Australian agriculture is set to become a $100 billion industry by 2030 and education will be critical to achieving that.
Former farmer and councillor Jo Marshall has started a $38 million project to help entice the next generation into agriculture and show consumers where their food and fibre comes from.
She is behind the proposed Australian Agricultural Centre (AAC), dubbed the ‘Questacon of agriculture’, where people will be able to learn about farming on a property situated between Crookwell and Goulburn.
If funded, the AAC is predicted to attract 80,504 school students and tourists, and employ up to 40 full-time staff per year, contributing more than $11 million to the regional economy.
A $57,538 NSW Community Building Partnership grant was recently awarded to the AAC to start building onsite accommodation for up to 200 students plus teachers.
“What we are doing is repurposing the old shearers’ quarters so it is an authentic experience for students when they come to stay at the AAC,” said Ms Marshall.
The accommodation facilities would mean students an hour away at Yass High School could enjoy a longer experience at the AAC, said principal Linda Langton.
“It’s a shortened experience for the students if we have to transport them there at the beginning of the day and get them back in time for buses home,” she said. “Having accommodation to visit the AAC for two days would be fantastic.”
The AAC will apply for capital grant funding at the end of this year and hopes to start major construction works by the end of 2022.
Inside the AAC will be fun and interactive hands-on farming experiences, a demonstrative farm, formal learning and conference rooms, and a paddock-to-plate restaurant.
“Employment opportunities in agriculture weren’t as vast when I left school as they are now,” said Ms Marshall.
“There needs to be a greater appreciation of where our food and fibre come from and what’s involved in the production. The broader population does not understand this and, therefore, the value doesn’t come back to the producer.
“A better narrative needs to be constructed around agriculture and careers in agriculture to excite the next generation. And the next generation doesn’t have to be teenagers; they could be 20 or 30-year-olds looking for different opportunities.”
The AAC will develop educational programs aligned with the school curriculum.
A sign of things to come is the AAC’s STEM Connect program during the 2020 National Science Week (15-23 August) which already has more than 100 schools from every Australian state registered as interested.
“The program focuses on science in agriculture,” said Ms Marshall. “The initial idea was to have a hands-on program, however because of COVID-19 we’ve had to think outside the box.
“School students will enter a virtual reality world and enrol on a quest. They will have the chance to watch videos from the Soil Research Centre [Soil CRC], University of New England Poultry Hub, Cotton Australia, Meat and Livestock Australia, Canberra Institute of Technology, South East Local Land Services and Charlie Arnott from The Regenerative Journey [podcast].

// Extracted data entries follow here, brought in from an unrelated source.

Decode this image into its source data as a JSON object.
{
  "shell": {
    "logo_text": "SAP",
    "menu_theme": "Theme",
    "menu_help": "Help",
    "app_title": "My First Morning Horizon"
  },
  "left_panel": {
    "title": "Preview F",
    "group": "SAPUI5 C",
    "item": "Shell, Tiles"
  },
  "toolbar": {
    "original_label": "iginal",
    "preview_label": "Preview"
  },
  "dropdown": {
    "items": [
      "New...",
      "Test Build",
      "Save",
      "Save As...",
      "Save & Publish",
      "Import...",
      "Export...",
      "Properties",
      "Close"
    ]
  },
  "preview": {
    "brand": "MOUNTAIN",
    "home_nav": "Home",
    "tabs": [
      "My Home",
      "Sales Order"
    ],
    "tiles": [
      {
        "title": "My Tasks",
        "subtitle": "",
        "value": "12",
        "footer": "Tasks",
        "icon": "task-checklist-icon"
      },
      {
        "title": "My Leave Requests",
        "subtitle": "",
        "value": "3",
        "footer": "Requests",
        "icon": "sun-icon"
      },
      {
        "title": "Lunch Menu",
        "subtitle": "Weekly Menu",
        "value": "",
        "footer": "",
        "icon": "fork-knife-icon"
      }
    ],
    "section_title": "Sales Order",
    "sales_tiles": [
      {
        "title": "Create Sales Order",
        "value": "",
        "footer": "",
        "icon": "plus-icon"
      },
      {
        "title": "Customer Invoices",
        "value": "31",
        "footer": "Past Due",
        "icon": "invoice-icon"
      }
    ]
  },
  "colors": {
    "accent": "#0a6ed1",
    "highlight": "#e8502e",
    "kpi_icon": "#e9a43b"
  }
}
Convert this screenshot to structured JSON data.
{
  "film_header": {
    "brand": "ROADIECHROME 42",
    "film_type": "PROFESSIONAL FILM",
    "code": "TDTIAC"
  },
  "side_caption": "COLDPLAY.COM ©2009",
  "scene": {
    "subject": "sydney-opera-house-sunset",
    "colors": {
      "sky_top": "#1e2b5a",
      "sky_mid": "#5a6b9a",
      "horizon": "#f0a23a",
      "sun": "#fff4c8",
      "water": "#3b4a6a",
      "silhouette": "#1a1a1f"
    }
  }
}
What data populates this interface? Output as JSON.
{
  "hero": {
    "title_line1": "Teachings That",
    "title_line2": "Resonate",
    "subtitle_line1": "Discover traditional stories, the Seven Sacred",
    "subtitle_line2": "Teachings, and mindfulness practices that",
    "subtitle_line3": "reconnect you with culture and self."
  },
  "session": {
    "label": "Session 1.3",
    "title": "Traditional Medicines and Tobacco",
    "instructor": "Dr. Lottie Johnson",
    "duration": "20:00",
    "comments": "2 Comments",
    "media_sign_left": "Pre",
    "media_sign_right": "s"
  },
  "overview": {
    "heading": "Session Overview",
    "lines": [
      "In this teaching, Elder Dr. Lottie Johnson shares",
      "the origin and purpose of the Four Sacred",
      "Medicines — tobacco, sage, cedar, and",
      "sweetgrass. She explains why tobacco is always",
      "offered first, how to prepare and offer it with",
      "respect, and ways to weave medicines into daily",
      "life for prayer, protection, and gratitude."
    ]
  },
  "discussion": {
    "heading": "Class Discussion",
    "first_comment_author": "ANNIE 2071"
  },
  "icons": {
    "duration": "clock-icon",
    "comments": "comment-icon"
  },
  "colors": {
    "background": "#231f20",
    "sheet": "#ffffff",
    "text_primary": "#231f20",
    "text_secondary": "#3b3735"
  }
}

“A lot of schools are required to teach agriculture to years 7 to 8, and STEM has become a major focus for schools. Teachers are being asked to teach this new curriculum but haven’t had much time for teacher development so we will assist them with this content.”
At Crookwell High School, agriculture teacher Jacqui McIntosh sees students outside of agriculture also benefiting from the AAC.
“I see the centre as a potential resource for subjects including food technology, hospitality, geography and maybe history, depending on the set-up,” she said. “The AAC could also cater for primary school students as there are basic agriculture units in their syllabus.”
The 40 full-time employment opportunities at the AAC won’t only be for young people but also for existing farmers in the area who can educate visitors. There will also be opportunities for a farm manager, tour guides, hospitality staff and roles in administration, tourism, marketing and finance, among others.
The AAC could also provide work experience for local students.
Crookwell mother Kimberley McIntosh is excited her three daughters could have access to jobs in agriculture close to home.
“Growing up, I wanted to be a farmer but all that was available were wool classing courses or shed work,” she said. “If you wanted more, you had to move away to study, which meant I would have had to leave our family farm. That couldn’t happen so I signed up to childcare at TAFE and studied while working on our farm.
“My girls will hopefully have the opportunity to follow their interests in agriculture now that this agricultural centre will be so close to the family farm.”